Having a local college, especially a public college, creates economic benefits for the whole community. When colleges close, those economic benefits disappear too. It’s not just jobs, though: The educational opportunities they provide vanish, and often aren’t replaceable.  

Going to a local college can be challenging enough for many people. Commuting to a different city, or moving, is even harder. Some rural communities already lack a sufficient number of colleges to support their populations. Many rural college age students – more than half a million – already struggle to go to college in part because there are simply no colleges near them.  A 2025 study by UCLA and the University of Arizona shows that many college recruiters don’t even bother to visit rural areas.   

As the number of traditional college age students shrinks, colleges will need to learn how to attract, support, and retain the more populations of people – especially working adults – who still want the advantages of a college education. These colleges need to adapt, for their own sake and the population they serve. 

That means doing what College Futures Foundation and California Competes are calling for: Finding ways to make their degrees clearly valuable to everyone, regardless of age, race,  wherever they live.

It also means doing the work Calbright has piloted and has proven works: Making career focused higher education accessible to everyone.

Higher Education Has To Be Accessible To Be Effective

Calbright is California’s only statewide, exclusively online, competency-based, community college district. It was founded by the California Legislature specifically to find ways to make college accessible and beneficial to the millions of adult Californians ages 25-54 who would attend college if they could, but find that the traditional system isn’t built for their family, work, and life responsibilities. It’s also intended to serve the millions more working-age adults looking to upskill and reskill in a rapidly changing labor market.

In other words, Calbright is already finding ways to attract, retain, and support adult populations – the kind of students every college is going to need to better reach if they’re going to be future-proof, and continue to provide community and economic benefits.

Now in its seventh fully operating year for students, Calbright’s results are overwhelmingly positive:

  • Calbright is more diverse than traditional colleges. It has students in 57 of California’s 58 counties, and 92% of its students are 25 or over.
    • 24% of students are parents or caregivers
    • 73% of students identify as identify as members of Black, Indigenous, Asian and other communities of color
    • 51% of students are female
  • Calbright has a measurable positive impact on students who complete its programs.
    • More than 80% of Calbright completers are employed a year after graduation.
    • The median Calbright graduate makes over $8,000 more annually than they did before enrolling – roughly the amount of a health care premium. 
    • Completion rates rose 36% from 2023 to 2024, and 83% of those students finished in a year. 
  • Calbright’s enrollment is increasing at a time when most colleges are seeing shrinking enrollment.
    • The College experienced a 66% enrollment increase in 2025 alone, reaching more than 7,000 students. 
    • Demand for Calbright’s programs is expected to continue as economic uncertainty increases demand for flexible reskilling.
    • Student surveys show demand is driven by adult learners finding a higher education path that works for them:  70% of students say Calbright is helping them make progress toward their educational and career goals. 
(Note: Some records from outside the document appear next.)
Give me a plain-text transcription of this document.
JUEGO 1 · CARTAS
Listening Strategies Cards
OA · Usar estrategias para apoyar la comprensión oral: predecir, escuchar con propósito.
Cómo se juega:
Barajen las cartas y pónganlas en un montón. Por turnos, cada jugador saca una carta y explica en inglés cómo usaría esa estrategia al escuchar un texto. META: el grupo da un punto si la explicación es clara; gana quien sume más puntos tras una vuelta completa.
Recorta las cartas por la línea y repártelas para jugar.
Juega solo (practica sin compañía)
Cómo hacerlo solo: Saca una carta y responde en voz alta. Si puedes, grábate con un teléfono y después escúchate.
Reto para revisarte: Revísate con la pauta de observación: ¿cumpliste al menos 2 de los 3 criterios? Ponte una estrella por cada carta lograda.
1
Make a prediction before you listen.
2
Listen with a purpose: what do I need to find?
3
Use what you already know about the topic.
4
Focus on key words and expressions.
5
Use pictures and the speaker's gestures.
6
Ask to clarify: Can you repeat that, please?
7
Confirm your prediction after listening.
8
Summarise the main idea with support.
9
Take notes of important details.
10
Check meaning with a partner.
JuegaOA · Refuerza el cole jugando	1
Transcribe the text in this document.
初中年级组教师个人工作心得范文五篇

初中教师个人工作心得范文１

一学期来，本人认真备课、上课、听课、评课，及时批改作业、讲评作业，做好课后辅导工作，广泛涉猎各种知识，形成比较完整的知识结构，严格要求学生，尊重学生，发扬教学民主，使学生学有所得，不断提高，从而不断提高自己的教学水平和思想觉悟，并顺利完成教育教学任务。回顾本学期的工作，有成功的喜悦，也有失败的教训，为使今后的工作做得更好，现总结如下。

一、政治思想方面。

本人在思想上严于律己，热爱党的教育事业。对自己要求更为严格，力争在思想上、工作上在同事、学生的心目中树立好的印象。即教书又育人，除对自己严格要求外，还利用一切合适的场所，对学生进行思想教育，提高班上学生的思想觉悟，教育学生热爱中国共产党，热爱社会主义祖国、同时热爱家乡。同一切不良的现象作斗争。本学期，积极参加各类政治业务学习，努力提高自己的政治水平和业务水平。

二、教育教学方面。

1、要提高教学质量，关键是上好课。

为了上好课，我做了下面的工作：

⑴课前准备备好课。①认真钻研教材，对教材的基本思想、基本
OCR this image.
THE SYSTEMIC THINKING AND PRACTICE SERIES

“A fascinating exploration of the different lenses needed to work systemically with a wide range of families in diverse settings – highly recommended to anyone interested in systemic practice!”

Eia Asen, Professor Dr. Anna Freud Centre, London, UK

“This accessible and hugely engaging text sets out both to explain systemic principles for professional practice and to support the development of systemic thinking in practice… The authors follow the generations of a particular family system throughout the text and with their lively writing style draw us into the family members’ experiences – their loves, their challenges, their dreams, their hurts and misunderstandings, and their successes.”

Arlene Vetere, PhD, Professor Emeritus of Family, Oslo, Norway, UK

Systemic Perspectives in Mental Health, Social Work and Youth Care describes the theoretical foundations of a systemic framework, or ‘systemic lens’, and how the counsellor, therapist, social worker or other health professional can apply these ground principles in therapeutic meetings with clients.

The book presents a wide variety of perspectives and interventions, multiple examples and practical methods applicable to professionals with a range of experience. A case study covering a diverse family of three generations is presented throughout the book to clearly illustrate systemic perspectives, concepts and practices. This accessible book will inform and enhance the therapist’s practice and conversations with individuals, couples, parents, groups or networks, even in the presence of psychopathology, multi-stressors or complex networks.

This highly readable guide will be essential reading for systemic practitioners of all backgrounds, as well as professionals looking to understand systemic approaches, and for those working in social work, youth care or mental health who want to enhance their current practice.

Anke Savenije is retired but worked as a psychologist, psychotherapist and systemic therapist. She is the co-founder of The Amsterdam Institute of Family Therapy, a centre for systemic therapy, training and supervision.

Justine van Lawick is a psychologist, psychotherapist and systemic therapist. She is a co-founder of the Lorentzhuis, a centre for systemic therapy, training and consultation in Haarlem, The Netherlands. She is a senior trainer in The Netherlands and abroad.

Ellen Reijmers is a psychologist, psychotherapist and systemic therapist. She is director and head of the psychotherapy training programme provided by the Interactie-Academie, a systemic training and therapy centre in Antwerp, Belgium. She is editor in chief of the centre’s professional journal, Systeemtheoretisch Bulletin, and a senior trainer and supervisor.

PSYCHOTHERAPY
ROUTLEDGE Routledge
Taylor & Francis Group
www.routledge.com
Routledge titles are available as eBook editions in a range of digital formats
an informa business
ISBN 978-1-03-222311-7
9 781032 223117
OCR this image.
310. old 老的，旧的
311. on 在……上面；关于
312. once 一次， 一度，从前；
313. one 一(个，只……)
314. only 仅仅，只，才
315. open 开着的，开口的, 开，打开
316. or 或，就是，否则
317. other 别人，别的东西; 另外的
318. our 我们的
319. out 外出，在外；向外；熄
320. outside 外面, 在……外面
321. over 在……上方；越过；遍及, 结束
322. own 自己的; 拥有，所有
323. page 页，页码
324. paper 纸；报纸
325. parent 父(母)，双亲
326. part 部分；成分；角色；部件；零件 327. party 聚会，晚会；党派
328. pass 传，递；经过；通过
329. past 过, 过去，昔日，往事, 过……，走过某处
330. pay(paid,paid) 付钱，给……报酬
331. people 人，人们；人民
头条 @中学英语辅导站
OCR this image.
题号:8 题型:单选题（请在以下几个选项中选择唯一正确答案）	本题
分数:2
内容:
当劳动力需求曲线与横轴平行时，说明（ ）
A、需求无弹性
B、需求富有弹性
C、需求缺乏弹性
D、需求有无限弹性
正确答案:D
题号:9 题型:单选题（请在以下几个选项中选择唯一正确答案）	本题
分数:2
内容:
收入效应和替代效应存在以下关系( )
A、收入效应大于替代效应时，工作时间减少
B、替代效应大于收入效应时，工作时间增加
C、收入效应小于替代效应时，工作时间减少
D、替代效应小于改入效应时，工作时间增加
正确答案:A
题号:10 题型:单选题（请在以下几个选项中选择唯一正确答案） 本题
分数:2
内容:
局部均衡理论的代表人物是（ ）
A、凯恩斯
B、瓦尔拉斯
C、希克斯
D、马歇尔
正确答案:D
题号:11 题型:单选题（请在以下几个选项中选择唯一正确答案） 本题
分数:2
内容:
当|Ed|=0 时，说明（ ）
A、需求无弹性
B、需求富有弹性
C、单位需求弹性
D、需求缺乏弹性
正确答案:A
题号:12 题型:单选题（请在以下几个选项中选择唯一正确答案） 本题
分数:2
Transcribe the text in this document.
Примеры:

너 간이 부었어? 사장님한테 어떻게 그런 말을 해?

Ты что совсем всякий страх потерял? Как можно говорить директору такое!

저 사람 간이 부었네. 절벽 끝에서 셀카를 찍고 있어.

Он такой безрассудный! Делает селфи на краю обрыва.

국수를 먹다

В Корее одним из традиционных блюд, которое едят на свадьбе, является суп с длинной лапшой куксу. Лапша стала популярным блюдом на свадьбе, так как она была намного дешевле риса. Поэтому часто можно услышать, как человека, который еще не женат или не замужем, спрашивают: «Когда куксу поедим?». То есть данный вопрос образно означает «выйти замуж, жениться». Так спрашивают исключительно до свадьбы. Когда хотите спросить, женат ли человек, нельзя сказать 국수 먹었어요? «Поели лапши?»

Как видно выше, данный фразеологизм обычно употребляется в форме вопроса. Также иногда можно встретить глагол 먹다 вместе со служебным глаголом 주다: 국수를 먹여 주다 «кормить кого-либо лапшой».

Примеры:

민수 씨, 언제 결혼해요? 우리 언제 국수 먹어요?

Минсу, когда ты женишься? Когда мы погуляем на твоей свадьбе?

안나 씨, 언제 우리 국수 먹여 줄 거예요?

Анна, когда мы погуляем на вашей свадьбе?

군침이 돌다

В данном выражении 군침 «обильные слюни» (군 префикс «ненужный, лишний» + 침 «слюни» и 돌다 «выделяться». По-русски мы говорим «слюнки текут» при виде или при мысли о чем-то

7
Calbright is reaching more people, more kinds of people, and delivering clear benefits. Exactly what local colleges need to learn to do in order to both survive and support Californians – goals that are explicitly outlined in the California Community College’s Vision 2030 plan, and Governor Newsom’s State Master Plan for Career Education.

Working together, the state of California, California Competes, Calbright, and College Futures Foundation, can help colleges across California better serve students, and especially attract adult learners as they make transitions in work and life. This is the work that is essential for California’s higher education system, and California’s economy to thrive.